I recall sitting in at a GP surgery, plus doing some house visits and having tea at the practice. It’s a good way to see people in their own home managing an illness and to experience the warm and positive experience many patients have with their GP.

WORTH IT?

Medicine has such great breadth and depth but there is no way any course can really prepare you for what it’s like to work on the ward. The medical life I signed up for was full of smiling grateful people whose lives I had somehow saved, but in reality it is about looking after sick people, many of whom are suffering and will die.

Life is varied and interesting, but I had no idea about how exhausting it would be. It was the 12 to 14-hour days plus all the weekends and nights on call. When I tell people I went to work for 8am on a Friday morning and had no sleep until I got home around 8pm on a Monday evening, they just don’t believe me.
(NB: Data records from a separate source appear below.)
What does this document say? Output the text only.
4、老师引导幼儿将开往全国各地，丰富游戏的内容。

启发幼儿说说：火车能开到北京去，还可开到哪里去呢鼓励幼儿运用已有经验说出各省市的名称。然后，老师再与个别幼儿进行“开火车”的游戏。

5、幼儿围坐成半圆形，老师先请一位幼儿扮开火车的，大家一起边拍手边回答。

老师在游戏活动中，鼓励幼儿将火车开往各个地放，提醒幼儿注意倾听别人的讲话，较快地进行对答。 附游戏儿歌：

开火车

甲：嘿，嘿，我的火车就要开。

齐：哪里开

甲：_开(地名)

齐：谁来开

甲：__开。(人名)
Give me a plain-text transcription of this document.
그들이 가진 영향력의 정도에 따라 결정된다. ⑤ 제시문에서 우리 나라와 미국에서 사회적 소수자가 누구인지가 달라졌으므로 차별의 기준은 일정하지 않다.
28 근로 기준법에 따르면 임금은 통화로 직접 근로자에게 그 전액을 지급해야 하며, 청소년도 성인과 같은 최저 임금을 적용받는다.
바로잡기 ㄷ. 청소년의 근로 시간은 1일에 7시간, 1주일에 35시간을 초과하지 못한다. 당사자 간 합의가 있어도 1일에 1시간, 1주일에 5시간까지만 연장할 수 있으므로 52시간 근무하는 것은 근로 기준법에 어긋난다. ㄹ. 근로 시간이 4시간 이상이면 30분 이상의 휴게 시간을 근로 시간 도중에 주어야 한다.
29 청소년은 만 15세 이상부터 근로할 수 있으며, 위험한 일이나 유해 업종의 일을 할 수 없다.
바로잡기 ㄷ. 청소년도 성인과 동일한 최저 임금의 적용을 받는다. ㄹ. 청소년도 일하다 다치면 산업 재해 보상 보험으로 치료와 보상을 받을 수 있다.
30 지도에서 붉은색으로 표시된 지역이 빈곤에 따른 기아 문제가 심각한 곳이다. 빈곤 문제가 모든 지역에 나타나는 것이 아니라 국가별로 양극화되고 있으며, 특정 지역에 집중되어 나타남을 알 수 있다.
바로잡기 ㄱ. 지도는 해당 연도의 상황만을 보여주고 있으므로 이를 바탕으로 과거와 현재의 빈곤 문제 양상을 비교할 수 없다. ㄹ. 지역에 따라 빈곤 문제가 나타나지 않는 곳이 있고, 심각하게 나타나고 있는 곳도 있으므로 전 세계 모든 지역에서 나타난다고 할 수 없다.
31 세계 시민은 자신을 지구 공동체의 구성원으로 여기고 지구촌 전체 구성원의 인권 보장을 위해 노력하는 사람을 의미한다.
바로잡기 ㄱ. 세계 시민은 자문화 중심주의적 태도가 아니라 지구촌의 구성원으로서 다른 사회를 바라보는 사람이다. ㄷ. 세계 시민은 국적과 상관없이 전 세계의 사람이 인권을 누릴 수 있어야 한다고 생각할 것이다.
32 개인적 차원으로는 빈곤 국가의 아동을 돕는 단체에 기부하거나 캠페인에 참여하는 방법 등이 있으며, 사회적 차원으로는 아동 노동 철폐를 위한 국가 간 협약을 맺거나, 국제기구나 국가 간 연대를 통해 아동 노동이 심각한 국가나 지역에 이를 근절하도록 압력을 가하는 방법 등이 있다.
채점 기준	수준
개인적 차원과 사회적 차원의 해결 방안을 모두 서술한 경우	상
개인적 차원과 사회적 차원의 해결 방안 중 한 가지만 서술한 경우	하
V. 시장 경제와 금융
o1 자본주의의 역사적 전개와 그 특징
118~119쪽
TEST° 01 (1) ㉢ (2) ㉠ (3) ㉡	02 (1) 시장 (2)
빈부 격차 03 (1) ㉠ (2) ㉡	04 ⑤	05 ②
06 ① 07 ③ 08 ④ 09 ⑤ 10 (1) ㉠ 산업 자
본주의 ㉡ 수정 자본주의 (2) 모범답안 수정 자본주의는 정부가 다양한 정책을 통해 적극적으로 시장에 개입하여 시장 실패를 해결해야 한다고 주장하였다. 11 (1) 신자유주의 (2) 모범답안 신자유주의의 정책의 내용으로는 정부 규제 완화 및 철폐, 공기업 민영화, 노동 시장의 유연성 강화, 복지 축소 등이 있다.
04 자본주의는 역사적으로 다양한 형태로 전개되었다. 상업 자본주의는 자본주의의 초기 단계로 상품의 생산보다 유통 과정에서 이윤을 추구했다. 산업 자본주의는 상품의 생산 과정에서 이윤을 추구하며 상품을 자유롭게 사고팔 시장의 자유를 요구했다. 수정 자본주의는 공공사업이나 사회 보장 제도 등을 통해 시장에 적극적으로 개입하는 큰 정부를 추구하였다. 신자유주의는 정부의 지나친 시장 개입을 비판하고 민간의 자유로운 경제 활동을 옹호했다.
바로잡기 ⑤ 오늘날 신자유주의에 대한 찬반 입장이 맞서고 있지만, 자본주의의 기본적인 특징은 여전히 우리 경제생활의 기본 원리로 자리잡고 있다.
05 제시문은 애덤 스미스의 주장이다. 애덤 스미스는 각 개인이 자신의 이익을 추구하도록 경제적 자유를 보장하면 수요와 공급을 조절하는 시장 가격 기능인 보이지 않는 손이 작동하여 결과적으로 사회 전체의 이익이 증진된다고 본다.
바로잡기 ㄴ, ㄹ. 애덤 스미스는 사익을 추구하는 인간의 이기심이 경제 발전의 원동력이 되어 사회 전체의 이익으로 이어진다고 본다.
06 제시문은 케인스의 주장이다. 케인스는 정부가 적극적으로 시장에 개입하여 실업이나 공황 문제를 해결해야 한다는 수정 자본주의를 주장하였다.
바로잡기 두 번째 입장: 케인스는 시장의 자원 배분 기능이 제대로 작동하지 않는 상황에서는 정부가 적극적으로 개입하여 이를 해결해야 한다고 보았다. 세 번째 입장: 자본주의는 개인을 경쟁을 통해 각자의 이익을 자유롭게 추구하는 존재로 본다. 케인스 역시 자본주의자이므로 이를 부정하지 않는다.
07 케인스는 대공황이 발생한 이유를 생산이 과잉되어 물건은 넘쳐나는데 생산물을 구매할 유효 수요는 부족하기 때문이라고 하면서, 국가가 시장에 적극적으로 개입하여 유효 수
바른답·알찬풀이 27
BECOMING SUCCESSFUL: TOP TIP?

It’s very competitive getting into medicine these days – enormous numbers of young people apply every year. Try and do something outside the box that’s relevant and gives course leaders something to talk to you about, for example, volunteering in a foreign hospital, or working as a ward clerk here in the UK. Do find out all you can about the medical school and the local hospital; what are their special research areas, and clinical specialities and field of excellence?

Mark Fletcher – Clinical Director, Physio Med

Mark Fletcher

Mark Fletcher

Mark Fletcher is the clinical director at Leeds-based occupational physiotherapy provider Physio Med and was head physio for rugby Super League team the Bradford Bulls between 1999 and 2002.

WHY?

When I was 18, I injured my back training for a rugby match and was sent for a physiotherapy appointment. The treatment relieved my back pain and allowed me to resume training again, and I decided to pursue a career in physiotherapy on the spot.

HOW?

I took biology at college before studying physiotherapy at Newcastle Polytechnic’s Physiotherapy College and loved every minute of it. The whole experience was incredibly rewarding – and exhausting!

WORTH IT?

You never know who’s going to come in for treatment, or what their story will be, so it’s a job that’s full of surprises.

BECOMING SUCCESSFUL: TOP TIP?

I started my own practice shortly after I graduated even though some of my more experienced colleagues told me I was too inexperienced to go it alone. If you’re prepared to work hard and put in the hours, you can achieve anything you put your mind to, so don’t let anyone tell you otherwise.